The upper mediastinum is difficult to see thyroid nodules can be seen, and large blood vessels are abnormal.

The mediastinum is not visible except in children. Intraesophageally probe (7.5 MHz) visualizes the esophageal wall, surrounding mediastinal components, left atrium, and aorta.

Diaphragm disease

Ultrasound shows diaphragmatic movement with breathing. The diagnosis was made of hernia and diaphragmatic fistula when the abdominal contents were seen in the thorax. Diagnosed diaphragmatic tumor.

Computerized tomography Scan

Computed tomography (CT) is a technique that has become irreplaceable in the diagnosis of lung disease. Thick and thin cut layers depending on the pathology and structure to be studied can be from 1 to 10mm. The lung parenchyma is located in the density region about - 800 UH, mediastinum or soft, localized in the mean density of the mediastinal and chest wall structures, about 0 - 40 HU.

Some densities of structures in the thoracic cavity

Gas: ≤ - 100 H.

Lungs < - 750 H and > - 850 H.

Grease > - 100 H and < - 10 H.

Shift > -10 H and < 30 H.

Solid structure > 20 H and < 70 H.

Cartilage > 60 H and < 150 H.

Solid bone > 100 H.

Intravenous contrast injection in computed tomography must have the same preparation as an angiogram. For contrast intolerance reactions: it is necessary to consider risk factors, equip facilities at the computerized tomography room for prevention and initial management.

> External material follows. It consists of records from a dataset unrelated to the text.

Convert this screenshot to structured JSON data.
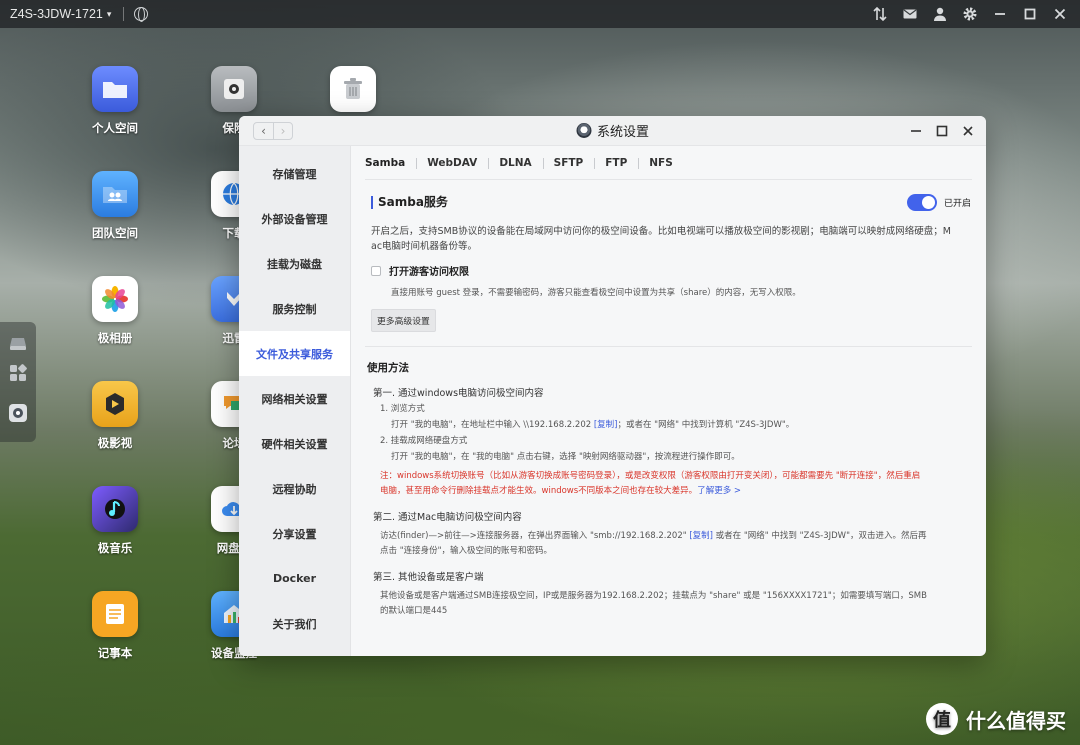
{
  "topbar": {
    "host": "Z4S-3JDW-1721",
    "icons": [
      "globe-icon",
      "sort-icon",
      "mail-icon",
      "user-icon",
      "gear-icon",
      "minimize-icon",
      "maximize-icon",
      "close-icon"
    ]
  },
  "desktop": {
    "col1": [
      {
        "label": "个人空间",
        "icon": "folder-icon"
      },
      {
        "label": "团队空间",
        "icon": "team-folder-icon"
      },
      {
        "label": "极相册",
        "icon": "photos-icon"
      },
      {
        "label": "极影视",
        "icon": "video-icon"
      },
      {
        "label": "极音乐",
        "icon": "music-icon"
      },
      {
        "label": "记事本",
        "icon": "notepad-icon"
      }
    ],
    "col2": [
      {
        "label": "保险",
        "icon": "safe-icon"
      },
      {
        "label": "下载",
        "icon": "download-globe-icon"
      },
      {
        "label": "迅雷",
        "icon": "thunder-icon"
      },
      {
        "label": "论坛",
        "icon": "forum-icon"
      },
      {
        "label": "网盘备",
        "icon": "cloud-backup-icon"
      },
      {
        "label": "设备监控",
        "icon": "monitor-icon"
      }
    ],
    "trash": {
      "label": "",
      "icon": "trash-icon"
    }
  },
  "window": {
    "title": "系统设置",
    "sidebar": [
      {
        "label": "存储管理",
        "active": false
      },
      {
        "label": "外部设备管理",
        "active": false
      },
      {
        "label": "挂载为磁盘",
        "active": false
      },
      {
        "label": "服务控制",
        "active": false
      },
      {
        "label": "文件及共享服务",
        "active": true
      },
      {
        "label": "网络相关设置",
        "active": false
      },
      {
        "label": "硬件相关设置",
        "active": false
      },
      {
        "label": "远程协助",
        "active": false
      },
      {
        "label": "分享设置",
        "active": false
      },
      {
        "label": "Docker",
        "active": false
      },
      {
        "label": "关于我们",
        "active": false
      }
    ],
    "tabs": [
      "Samba",
      "WebDAV",
      "DLNA",
      "SFTP",
      "FTP",
      "NFS"
    ],
    "active_tab": "Samba",
    "samba": {
      "title": "Samba服务",
      "toggle_label": "已开启",
      "enabled": true,
      "desc_line1": "开启之后，支持SMB协议的设备能在局域网中访问你的极空间设备。比如电视端可以播放极空间的影视剧；电脑端可以映射成网络硬盘；M",
      "desc_line2": "ac电脑时间机器备份等。",
      "guest_label": "打开游客访问权限",
      "guest_desc": "直接用账号 guest 登录，不需要输密码，游客只能查看极空间中设置为共享（share）的内容，无写入权限。",
      "advanced_button": "更多高级设置"
    },
    "usage": {
      "title": "使用方法",
      "windows_title": "第一. 通过windows电脑访问极空间内容",
      "win_1": "1. 浏览方式",
      "win_1_text_a": "打开 \"我的电脑\"，在地址栏中输入 \\\\192.168.2.202 ",
      "copy_label": "[复制]",
      "win_1_text_b": "；或者在 \"网络\" 中找到计算机 \"Z4S-3JDW\"。",
      "win_2": "2. 挂载成网络硬盘方式",
      "win_2_text": "打开 \"我的电脑\"，在 \"我的电脑\" 点击右键，选择 \"映射网络驱动器\"，按流程进行操作即可。",
      "warn_line1": "注：windows系统切换账号（比如从游客切换成账号密码登录），或是改变权限（游客权限由打开变关闭），可能都需要先 \"断开连接\"，然后重启",
      "warn_line2": "电脑，甚至用命令行删除挂载点才能生效。windows不同版本之间也存在较大差异。",
      "learn_more": "了解更多 >",
      "mac_title": "第二. 通过Mac电脑访问极空间内容",
      "mac_text_a": "访达(finder)—>前往—>连接服务器，在弹出界面输入 \"smb://192.168.2.202\" ",
      "mac_text_b": " 或者在 \"网络\" 中找到 \"Z4S-3JDW\"，双击进入。然后再",
      "mac_text_c": "点击 \"连接身份\"，输入极空间的账号和密码。",
      "other_title": "第三. 其他设备或是客户端",
      "other_line1": "其他设备或是客户端通过SMB连接极空间，IP或是服务器为192.168.2.202；挂载点为 \"share\" 或是 \"156XXXX1721\"；如需要填写端口，SMB",
      "other_line2": "的默认端口是445"
    }
  },
  "watermark": {
    "logo": "值",
    "text": "什么值得买"
  },
  "colors": {
    "accent": "#3b5bdb",
    "warn": "#d9362b"
  }
}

Magnetic resonance imaging

Magnetic resonance imaging is a harmless technique, if contraindications are observed for patients with pacemakers, intraocular metal foreign bodies, intracranial metal surgical clips, or blood vessels. The technique cannot be performed for patients who are afraid of solitude who must lie down in the tunnel for a long time, or for children who are not allowed to sleep. Components of the mediastinum such as the heart and blood vessels are very well analyzed in the multi-directional plane. Normal lung parenchyma does not give a magnetic resonance signal, so it is not investigated on magnetic resonance.